Stepping up from Gold to Platinum

Highland Craftsman has been working with C2C (which several years ago moved from a private consultancy to the Cradle to Cradle Products Innovation Institute, or C2CPII) since 2008, and Bark House shingles were previously certified Gold. According to Highland and C2CPII, the company undertook the following measures to meet Platinum requirements in C2C’s five categories:

  • Material Health: Bark House shingles are 100% bark with no additives or coatings.
  • Material Reutilization: The bark is harvested from trees that are already on their way to the sawmill. At the end of their useful life, the shingles can be composted, mulched, or otherwise returned to nature. It should be a long life: the company has been around for 25 years and says it monitors installations of similar bark shingles that pre-date it by another 60.
  • Water Stewardship: No water is used in manufacturing, and the company participates in regional river and stream stewardship.
  • Clean Energy and Carbon Management: All of the electricity used to make the shingles is generated with onsite solar power. The company keeps its footprint small by harvesting 90% of raw materials within 50 miles of its facility. According to the company, it dries its bark with gas-fired kilns and makes up for those carbon emissions by generating excess onsite solar power. The company also manages its carbon footprint with its product, which keeps carbon out of the atmosphere for much longer than it would otherwise. The bark would normally degrade naturally or be burned, releasing its carbon much sooner.
  • Social Fairness: Highland Craftsmen is B Corp-Certified. The B Corporation framework is used by companies that have a mission to support the environment and their communities, and to provide optimal working conditions. This area of the C2C standard is also where material-specific certifications are covered. The company told BuildingGreen that it has worked to maintain a Forest Stewardship Council (FSC) certified supply but has been unable to do so because of lack of demand and FSC’s lack of scalability for small Appalachian landowners. The company meets C2C’s requirements for social fairness in part by supporting logger education programs that address sustainability and worker safety.

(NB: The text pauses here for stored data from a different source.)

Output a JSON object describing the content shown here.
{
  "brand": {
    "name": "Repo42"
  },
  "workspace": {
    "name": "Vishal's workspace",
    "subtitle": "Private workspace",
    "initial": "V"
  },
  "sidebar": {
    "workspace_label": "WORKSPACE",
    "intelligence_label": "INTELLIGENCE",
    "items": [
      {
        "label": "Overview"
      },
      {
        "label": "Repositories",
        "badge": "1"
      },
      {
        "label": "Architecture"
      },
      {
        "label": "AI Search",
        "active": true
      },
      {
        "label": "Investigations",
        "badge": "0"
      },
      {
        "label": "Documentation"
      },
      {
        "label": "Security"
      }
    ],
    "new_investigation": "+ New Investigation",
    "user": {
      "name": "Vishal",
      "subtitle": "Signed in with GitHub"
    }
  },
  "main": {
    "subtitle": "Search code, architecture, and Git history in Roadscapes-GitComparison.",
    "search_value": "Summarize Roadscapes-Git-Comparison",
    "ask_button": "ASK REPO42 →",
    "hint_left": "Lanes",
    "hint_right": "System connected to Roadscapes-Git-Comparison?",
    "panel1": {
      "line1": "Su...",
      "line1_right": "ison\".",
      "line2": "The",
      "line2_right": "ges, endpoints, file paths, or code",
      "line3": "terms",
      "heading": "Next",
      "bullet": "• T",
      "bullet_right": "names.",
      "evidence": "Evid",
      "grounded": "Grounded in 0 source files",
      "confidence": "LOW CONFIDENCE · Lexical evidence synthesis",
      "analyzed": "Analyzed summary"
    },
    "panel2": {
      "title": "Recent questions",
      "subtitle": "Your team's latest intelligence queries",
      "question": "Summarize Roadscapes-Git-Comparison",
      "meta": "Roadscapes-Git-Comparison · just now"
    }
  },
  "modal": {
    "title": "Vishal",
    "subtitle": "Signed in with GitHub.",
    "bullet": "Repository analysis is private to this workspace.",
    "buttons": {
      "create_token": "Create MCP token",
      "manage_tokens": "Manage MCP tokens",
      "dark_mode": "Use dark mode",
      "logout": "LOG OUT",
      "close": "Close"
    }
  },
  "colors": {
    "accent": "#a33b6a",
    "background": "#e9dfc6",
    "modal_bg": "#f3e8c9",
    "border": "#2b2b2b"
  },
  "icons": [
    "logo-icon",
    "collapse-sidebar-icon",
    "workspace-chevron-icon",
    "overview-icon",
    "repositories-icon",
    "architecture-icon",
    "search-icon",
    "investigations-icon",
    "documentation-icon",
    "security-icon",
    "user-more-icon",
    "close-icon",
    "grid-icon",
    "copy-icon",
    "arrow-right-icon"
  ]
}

“Holistic approach to business”

“At Bark House, we have always taken a holistic approach to business, from the low impact of our product lines to the high impact of our social outreach,” said Chris McCurry, cofounder for The Bark House at Highland Craftsmen Inc., in a press release. “This mentality is key to creating balance, and without balance, systems will ultimately fail.” According to McCurry, the company didn’t make substantial changes in its product or manufacturing process in going from Gold to Platinum; it simply “reorganized processes in alignment to Cradle to Cradle’s five points.”

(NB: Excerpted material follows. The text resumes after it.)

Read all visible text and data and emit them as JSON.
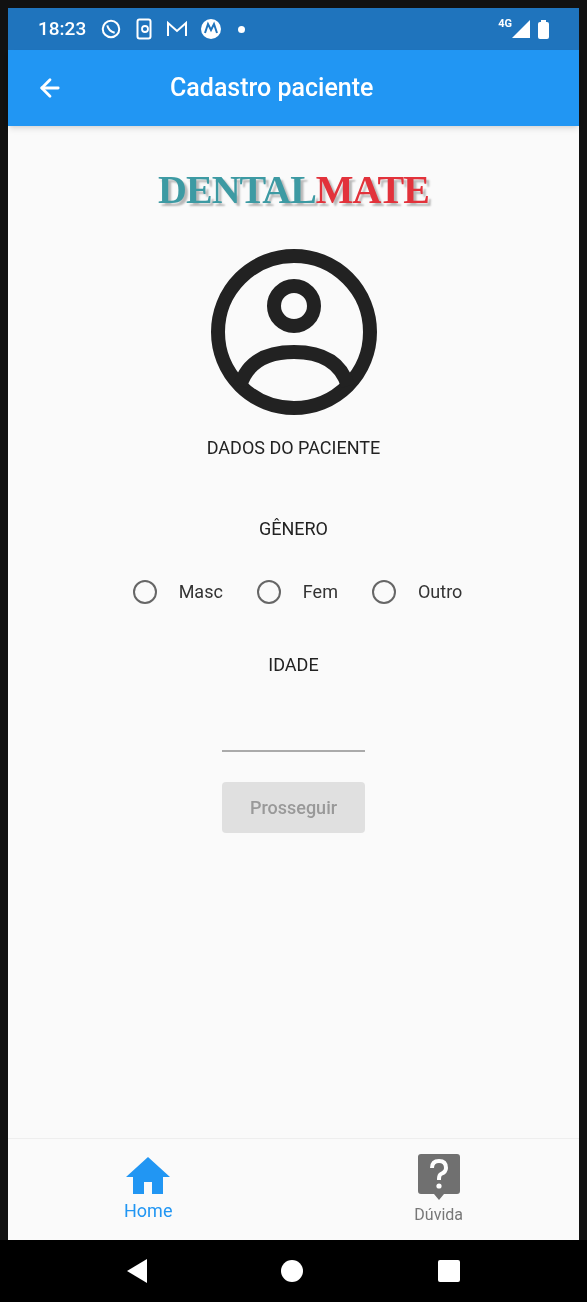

“Achieving an overall Platinum certification demonstrates the depth and commitment of the company’s efforts to provide safe products that can be perpetually cycled and are manufactured in ways that respect humans and the environment,” commented Stacy Glass, vice president for the built environment at C2CPII.

Bark House shingles come in a standard grade as well as a thicker, premium grade that has deep furrows and more-pronounced shadow lines. The company’s interior-grade shingles and large wall panels are certified Gold under C2C. These are a more complex product: they can be laminated to order (low-emitting substrates are available) for use in cabinetry or wall mounts, or as an interior wall covering.